We’re already seeing the bad habits that Joshua has developed from the fodder opposition. Instead of going out and being careful with his opponents and boxing them, Joshua just rushes out and throws wild shots until he scores a quick 1st or 2nd round knockout. That bum rushing style almost cost Joshua in his last fight against Whyte, when Joshua was clicked by a big left hook while throwing his primitive haymaker shots. It was lucky for Joshua that Whyte hurt his shoulder in that round because things could have been bad for him if not for that lucky break.
“This guy has as much height and reach as I do but he is awkward on top of that. I think it’s going to be a good fight and I am looking forward to seeing what happens and I want to see the result,” said Wilder. “I make it a 50-50 – this is too close a fight to call,” he said. “If he loses, I think a lot of people are going to be heartbroken and sad about it.”
Oh, you can bet that there will be a lot of Joshua’s fans heartbroken if he gets whipped by Martin on Saturday night. I can see a lot of fans crying big crocodile tears over Joshua’s loss. But instead of blubbering about Joshua’s loss, his fans need to be blaming his promoter Eddie Hearn, because he’s the one that put Joshua in with such awful opposition in the first 14 fights of his career.

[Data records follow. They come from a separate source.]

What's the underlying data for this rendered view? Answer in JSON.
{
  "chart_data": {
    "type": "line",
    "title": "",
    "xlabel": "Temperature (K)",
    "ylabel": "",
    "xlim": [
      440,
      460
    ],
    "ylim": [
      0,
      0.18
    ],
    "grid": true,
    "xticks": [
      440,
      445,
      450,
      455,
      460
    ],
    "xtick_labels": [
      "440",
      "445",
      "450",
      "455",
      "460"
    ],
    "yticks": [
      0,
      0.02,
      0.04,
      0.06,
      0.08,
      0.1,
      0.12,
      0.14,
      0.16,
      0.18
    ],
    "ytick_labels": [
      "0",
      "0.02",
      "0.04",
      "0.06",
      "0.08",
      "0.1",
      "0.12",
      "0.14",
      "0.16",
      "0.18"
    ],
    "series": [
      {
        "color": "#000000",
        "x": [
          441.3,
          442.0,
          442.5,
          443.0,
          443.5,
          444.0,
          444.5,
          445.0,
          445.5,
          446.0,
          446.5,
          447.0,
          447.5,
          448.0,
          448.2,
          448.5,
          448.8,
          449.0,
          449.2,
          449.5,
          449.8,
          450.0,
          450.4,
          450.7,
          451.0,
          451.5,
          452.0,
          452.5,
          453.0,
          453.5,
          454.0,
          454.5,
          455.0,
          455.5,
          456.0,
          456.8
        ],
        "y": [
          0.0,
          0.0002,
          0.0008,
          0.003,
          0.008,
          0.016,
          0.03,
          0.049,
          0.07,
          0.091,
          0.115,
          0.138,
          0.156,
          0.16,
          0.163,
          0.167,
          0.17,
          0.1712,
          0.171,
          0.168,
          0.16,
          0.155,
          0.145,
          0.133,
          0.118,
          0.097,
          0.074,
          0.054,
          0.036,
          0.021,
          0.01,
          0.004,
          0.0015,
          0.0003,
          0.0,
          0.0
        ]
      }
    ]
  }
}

Hearn is the one that failed to have Joshua’s trainer correct the mistakes he was making in his fights against his 3rd tier opposition. I mean, if you’re going to let your fighters faced D-level fighters, then you need to sit them down and tell them that his opposition is to help them develop skills. You want your fighter to learn how to actually box at the pro level, and you want them also to develop their stamina by going longer rounds.
What you don’t want is your fighter to blast out some poor sap in the 1st or 2nd round because that’s not going to help them. Hearn should have told Joshua to slow things down because he needs to learn from these fights, and most importantly, he needs to develop his stamina to fight longer bouts. We haven’t seen Joshua fight one 10 round bout since he turned pro. You can think the soft match-making that Hearn has set Joshua up for that, but also you can think the fact that Joshua wasn’t forced to slow things down with his poor opposition in order to develop his stamina.
The winner of this fight on Saturday between Joshua and Martin is going to be in great shape to get a big money unification fight later this year against the likes of Deontay or Tyson Fury. Those are fights that will bring a lot of sweet cash for the Joshua vs. Martin winner. Even someone like David Haye, who doesn’t rate a world title shot right now, would be an option for the winner of the Martin-Joshua fight. Haye has been talking about wanting to fight the winner of the fight. Well, I think they need to call Haye’s bluff to see if he’s serious by offering him the fight. It would be funny as heck of Haye started stammering and saying he’s not ready to fight the winner.